Give it a shot and remember your code should run in k8s Python container instead of your host machine.
import hvac
f = open('/var/run/secrets/kubernetes.io/serviceaccount/token')
jwt = f.read()
print("jwt:", jwt)
f.close()
client = hvac.Client(url='http://vault:8200', token='your_vault_token')
# res = client.auth_kubernetes("envelope-creator", jwt)
res = client.is_authenticated()
print("res:", res)
hvac_secrets_data_k8s = client.read('secret/data/compliance')
print("hvac_secrets_data_k8s:", hvac_secrets_data_k8s)
Below is the result:
92:qfedu shawn$ docker exec -it 202a119367a4 bash
airflow#airflow-858d8c6fcf-bgmwn:~$ ls
airflow-webserver.pid airflow.cfg config dags logs test_valut_in_webserver.py unittests.cfg webserver_config.py
airflow#airflow-858d8c6fcf-bgmwn:~$ python test_valut_in_webserver.py
jwt: eyJhbGciOiJSUzI1NiIsImtpZCI6IiJ9.eyJpc3MiOiJrdWJlcm5ldGVzL3NlcnZpY2VhY2NvdW50Iiwia
res: True
hvac_secrets_data_k8s: {'request_id': '80caf0cb-8c12-12d2-6517-530eecebd1e0', 'lease_id': '', 'renewable': False, 'lease_duration': 0, 'data': {'data': {'s3AccessKey': 'XXXX', 's3AccessKeyId': 'XXXX', 'sftpPassword': 'XXXX', 'sftpUser': 'XXXX'}, 'metadata': {'created_time': '2020-02-07T14:04:26.7986128Z', 'deletion_time': '', 'destroyed': False, 'version': 4}}, 'wrap_info': None, 'warnings': None, 'auth': None}
As #shawn mentioned above, below commands work for me as well
import hvac
vault_url = 'https://<vault url>:8200/'
vault_token = '<vault token>'
ca_path = '/run/secrets/kubernetes.io/serviceaccount/ca.crt'
secret_path = '<secret path in vault>'
client = hvac.Client(url=vault_url,token=vault_token,verify= ca_path)
client.is_authenticated()
read_secret_result = client.read(secret_path)
print(read_secret_result)
print(read_secret_result['data']['username'])
print(read_secret_result['data']['password'])
Note: ca_path is where the pod stores k8s CA and usually it should be found under "/run/secrets/kubernetes.io/serviceaccount/ca.crt"
I found it easier to use hvac for authentication, and then use the API directly
Can skip this and use root/dev token for testing
import hvac as h
client = h.Client(url='https://<vault url>:8200/')

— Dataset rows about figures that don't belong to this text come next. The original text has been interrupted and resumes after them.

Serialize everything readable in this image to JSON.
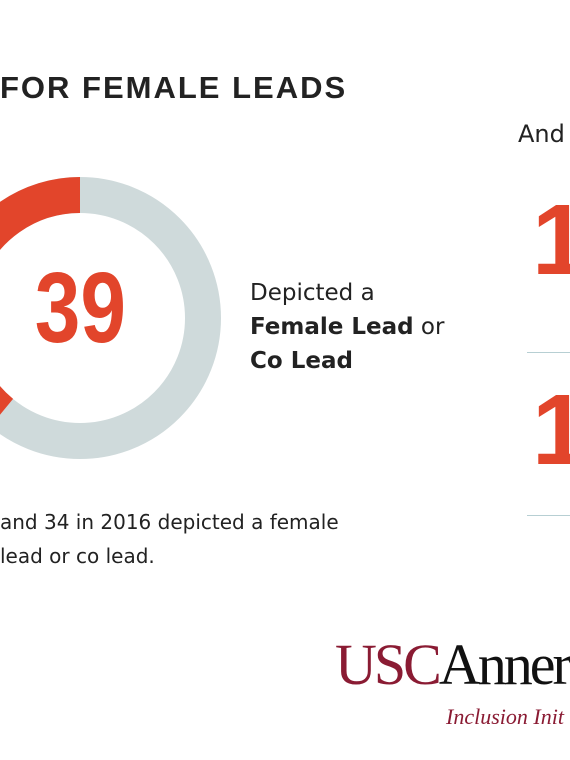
{
  "header": {
    "title": "FOR FEMALE LEADS"
  },
  "chart_data": {
    "type": "pie",
    "style": "donut",
    "value": 39,
    "total": 100,
    "value_label": "39",
    "colors": {
      "value": "#e2452b",
      "remainder": "#cfdadb"
    },
    "description": {
      "line1": "Depicted a",
      "line2_bold": "Female Lead",
      "line2_tail": " or",
      "line3_bold": "Co Lead"
    }
  },
  "footnote": {
    "line1": "and 34 in 2016 depicted a female",
    "line2": "lead or co lead."
  },
  "right_panel": {
    "label": "And",
    "number_1": "1",
    "number_2": "1"
  },
  "logo": {
    "usc": "USC",
    "annenberg": "Anner",
    "subtitle": "Inclusion Init"
  },
  "colors": {
    "accent": "#e2452b",
    "brand": "#8a1b33",
    "divider": "#b7cfd3"
  }
}
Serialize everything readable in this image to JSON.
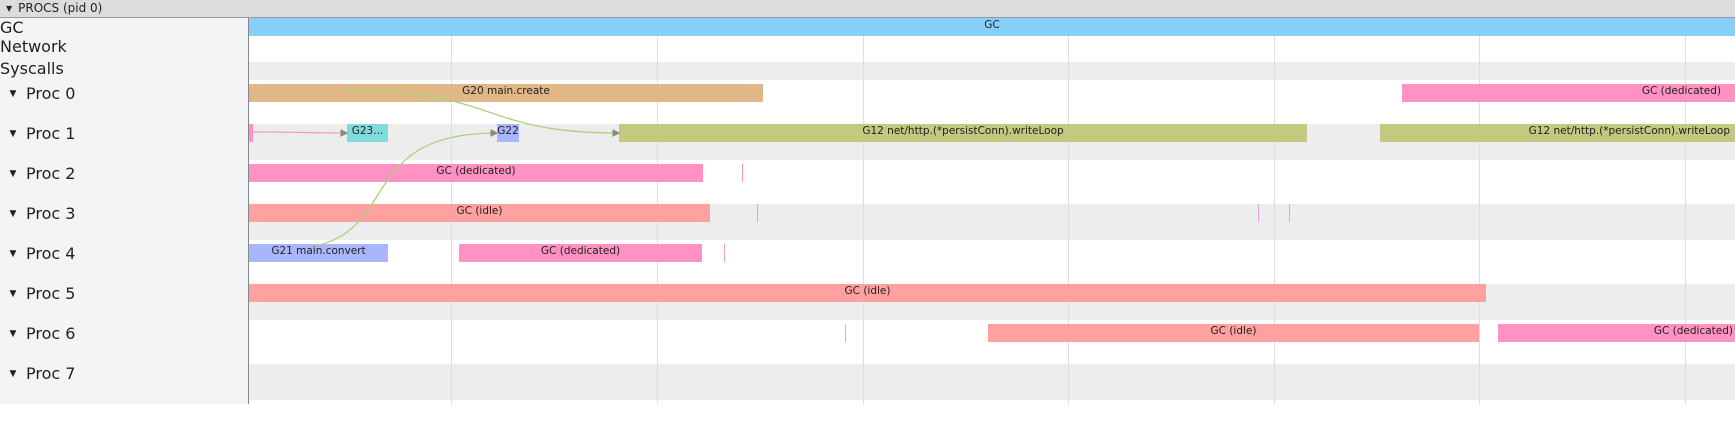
{
  "header": {
    "title": "PROCS (pid 0)",
    "expand_icon": "triangle-down-icon"
  },
  "rows": {
    "gc": "GC",
    "network": "Network",
    "syscalls": "Syscalls",
    "procs": [
      "Proc 0",
      "Proc 1",
      "Proc 2",
      "Proc 3",
      "Proc 4",
      "Proc 5",
      "Proc 6",
      "Proc 7"
    ]
  },
  "slices": {
    "gc": "GC",
    "g20": "G20 main.create",
    "gc_dedicated": "GC (dedicated)",
    "g23": "G23...",
    "g22": "G22",
    "g12": "G12 net/http.(*persistConn).writeLoop",
    "gc_idle": "GC (idle)",
    "g21": "G21 main.convert"
  },
  "colors": {
    "gc": "#87cefa",
    "g20": "#e2b788",
    "dedicated": "#ff92c2",
    "idle": "#ffa1a1",
    "g12": "#c3c97f",
    "g23": "#7fdcdc",
    "g21": "#a9b5fc",
    "flow": "#a7d37c"
  }
}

username = input("username")
import getpass
password = getpass.getpass()
print(client.token)
del username,password
Get the list of mounts
import requests,json
vault_url = 'https://<vault url>:8200/'
vault_token = '<vault token>'
headers = {
'X-Vault-Token': vault_token
}
response = requests.get(vault_url+'v1/sys/mounts', headers=headers)
json.loads(response.text).keys() #The ones ending with / is your mount name
Then get the password (have to create one fist)
mount = '<mount name>'
secret = '<secret name>'
response = requests.get(vault_url+'v1/'+mount+'/'+secret, headers=headers)
response.text
For the username/password to get access to password created by root, you have to add path in the JSON under Policies.